Rent Control - History in The United States

History in The United States

In the United States during World War I, rents were "controlled" through the efforts of local rent anti-profiteering committees and public pressure. Between 1919 and 1924, a number of cities and states adopted rent and eviction control laws. Modern rent controls were first adopted in response to WWII-era shortages, or following Richard Nixon's 1971 wage and price controls. They remain in effect or have been reintroduced in some cities with large tenant populations, such as New York City, San Francisco, Los Angeles, Washington, D.C., and Oakland, California. Many smaller communities also have rent control, notably the California cities of Santa Monica, Berkeley, and West Hollywood, along with many small towns in New Jersey. In recent years, rent control in some cities, such as Boston and Cambridge, Massachusetts, has been ended by state referenda.

New York State has had the longest history of rent controls, since 1943. (Although only 51 communities currently participate in the state's program, New York City is one of them, and contains the vast majority of units covered by that program.) The period has been marked by the lack of an "adequate supply of decent... housing". The worsening in the rental market led to the enactment of the Rent Stabilization Law of 1969, which aimed to help increase the number of places put up for rent. The current system is very complicated, which is especially troublesome as most of the protected renters are elderly, and understanding the city's complex rent-control regulations is difficult even for experienced lawyers.

In California, municipal enactment of rent controls followed the statewide Proposition 13, which capped property tax increases; however, a principal author of Prop 13, Howard Jarvis, reportedly:

"was at the time employed by the Los Angeles Apartment Owners Association as a lobbyist. In a fundraising letter to the landlords that employed him, he claimed, 'We are the biggest losers' if Prop. 13 fails. (Not to mention: The Yes on 13 headquarters were located in a Los Angeles Apartment Owners Association office.) He tried to persuade renters to vote for Prop. 13 by saying it would drive down rents, by decreasing the property taxes that landlords paid. Post-13 news reports found rents weren’t going down, despite Jarvis’s promises – apparently landlords were just pocketing their property tax savings. That revelation prompted many of the rent controls still in effect around California."

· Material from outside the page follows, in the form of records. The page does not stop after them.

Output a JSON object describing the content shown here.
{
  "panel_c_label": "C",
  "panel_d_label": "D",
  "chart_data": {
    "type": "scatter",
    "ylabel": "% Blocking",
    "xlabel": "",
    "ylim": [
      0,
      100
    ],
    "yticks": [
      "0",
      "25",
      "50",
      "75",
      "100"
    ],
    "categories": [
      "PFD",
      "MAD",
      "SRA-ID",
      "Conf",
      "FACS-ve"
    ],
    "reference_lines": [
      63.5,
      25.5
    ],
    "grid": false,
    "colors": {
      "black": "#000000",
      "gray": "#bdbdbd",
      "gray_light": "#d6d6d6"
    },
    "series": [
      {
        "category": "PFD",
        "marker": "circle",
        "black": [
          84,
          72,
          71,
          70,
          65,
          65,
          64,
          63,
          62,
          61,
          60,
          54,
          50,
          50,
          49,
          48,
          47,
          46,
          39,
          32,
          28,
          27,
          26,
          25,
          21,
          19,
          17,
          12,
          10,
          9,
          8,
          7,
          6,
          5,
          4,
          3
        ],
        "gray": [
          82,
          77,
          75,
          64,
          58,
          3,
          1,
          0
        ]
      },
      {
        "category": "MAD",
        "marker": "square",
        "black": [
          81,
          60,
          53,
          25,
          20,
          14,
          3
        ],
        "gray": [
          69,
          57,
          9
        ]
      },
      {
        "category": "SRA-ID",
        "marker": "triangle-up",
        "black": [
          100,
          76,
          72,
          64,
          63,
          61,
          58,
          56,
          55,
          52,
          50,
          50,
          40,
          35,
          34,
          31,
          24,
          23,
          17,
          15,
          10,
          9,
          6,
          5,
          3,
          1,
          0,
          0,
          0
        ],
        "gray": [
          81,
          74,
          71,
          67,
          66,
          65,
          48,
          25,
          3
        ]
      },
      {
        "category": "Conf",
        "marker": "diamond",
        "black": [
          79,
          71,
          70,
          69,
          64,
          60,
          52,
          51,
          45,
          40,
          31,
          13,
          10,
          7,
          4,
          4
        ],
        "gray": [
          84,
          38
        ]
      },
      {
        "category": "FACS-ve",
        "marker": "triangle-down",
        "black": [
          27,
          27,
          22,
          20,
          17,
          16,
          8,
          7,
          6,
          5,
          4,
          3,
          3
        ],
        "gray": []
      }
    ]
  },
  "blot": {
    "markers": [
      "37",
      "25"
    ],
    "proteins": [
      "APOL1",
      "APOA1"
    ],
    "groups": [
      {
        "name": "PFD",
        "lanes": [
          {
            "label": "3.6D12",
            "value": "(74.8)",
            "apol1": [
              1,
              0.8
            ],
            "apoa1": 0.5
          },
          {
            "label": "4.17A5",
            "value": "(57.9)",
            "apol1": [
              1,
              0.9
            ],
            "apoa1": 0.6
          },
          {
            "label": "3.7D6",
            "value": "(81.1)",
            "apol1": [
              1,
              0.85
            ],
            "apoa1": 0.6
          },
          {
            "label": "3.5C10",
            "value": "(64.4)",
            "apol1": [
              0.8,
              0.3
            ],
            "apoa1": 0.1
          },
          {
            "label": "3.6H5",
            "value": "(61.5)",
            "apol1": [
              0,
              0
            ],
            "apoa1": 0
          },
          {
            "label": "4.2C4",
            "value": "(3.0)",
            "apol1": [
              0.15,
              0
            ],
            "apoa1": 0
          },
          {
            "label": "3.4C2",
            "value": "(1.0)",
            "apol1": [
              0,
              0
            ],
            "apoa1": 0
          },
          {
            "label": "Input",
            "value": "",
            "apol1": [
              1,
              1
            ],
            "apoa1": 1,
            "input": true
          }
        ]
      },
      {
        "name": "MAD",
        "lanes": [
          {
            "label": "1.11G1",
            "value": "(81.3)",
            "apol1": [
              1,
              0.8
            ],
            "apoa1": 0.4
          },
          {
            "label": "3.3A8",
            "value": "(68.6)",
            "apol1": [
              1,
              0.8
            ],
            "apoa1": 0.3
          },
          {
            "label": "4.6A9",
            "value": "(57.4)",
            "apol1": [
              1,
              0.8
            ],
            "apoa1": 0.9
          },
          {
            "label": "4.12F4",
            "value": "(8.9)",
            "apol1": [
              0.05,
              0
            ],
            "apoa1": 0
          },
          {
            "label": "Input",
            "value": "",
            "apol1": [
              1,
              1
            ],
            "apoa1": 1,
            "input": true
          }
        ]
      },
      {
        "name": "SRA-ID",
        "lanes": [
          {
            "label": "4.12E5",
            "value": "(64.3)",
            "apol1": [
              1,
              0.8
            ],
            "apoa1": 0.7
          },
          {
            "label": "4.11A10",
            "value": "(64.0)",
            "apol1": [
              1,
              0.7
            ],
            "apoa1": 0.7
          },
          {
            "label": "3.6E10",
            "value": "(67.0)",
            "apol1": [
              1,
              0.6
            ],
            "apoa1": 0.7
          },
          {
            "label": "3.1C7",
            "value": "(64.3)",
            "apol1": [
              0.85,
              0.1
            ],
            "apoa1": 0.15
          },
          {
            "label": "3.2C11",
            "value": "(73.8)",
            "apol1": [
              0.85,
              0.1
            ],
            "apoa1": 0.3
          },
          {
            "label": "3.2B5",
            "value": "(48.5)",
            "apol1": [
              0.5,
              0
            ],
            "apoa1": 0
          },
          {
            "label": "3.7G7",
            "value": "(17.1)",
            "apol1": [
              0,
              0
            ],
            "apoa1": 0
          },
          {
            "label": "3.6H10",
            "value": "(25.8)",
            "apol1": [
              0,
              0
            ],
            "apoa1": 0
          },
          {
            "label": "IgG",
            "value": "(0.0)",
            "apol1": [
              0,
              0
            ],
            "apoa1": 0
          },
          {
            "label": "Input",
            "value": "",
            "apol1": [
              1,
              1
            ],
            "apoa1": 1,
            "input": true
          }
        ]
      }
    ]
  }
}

San Francisco community activist Calvin Welch has stated “Jarvis was the father of rent control."

California adopted the Ellis Act giving municipalities the ability to regulate the removal of properties from rent control ordinance after the California Supreme Court ruled landlords could not be prevented from "going out of business" and withdrawing their properties from the rental market.

In some regions, rent control laws are more commonly adopted for mobile home parks. Reasons given for these laws include residents owning their homes (and renting the land), the high cost of moving mobile homes, and the loss of home value when they are moved. California, for example, has only 13 local apartment rent control laws but over 100 local mobile home rent control laws. No new mobile home parks have been built in California since 1991.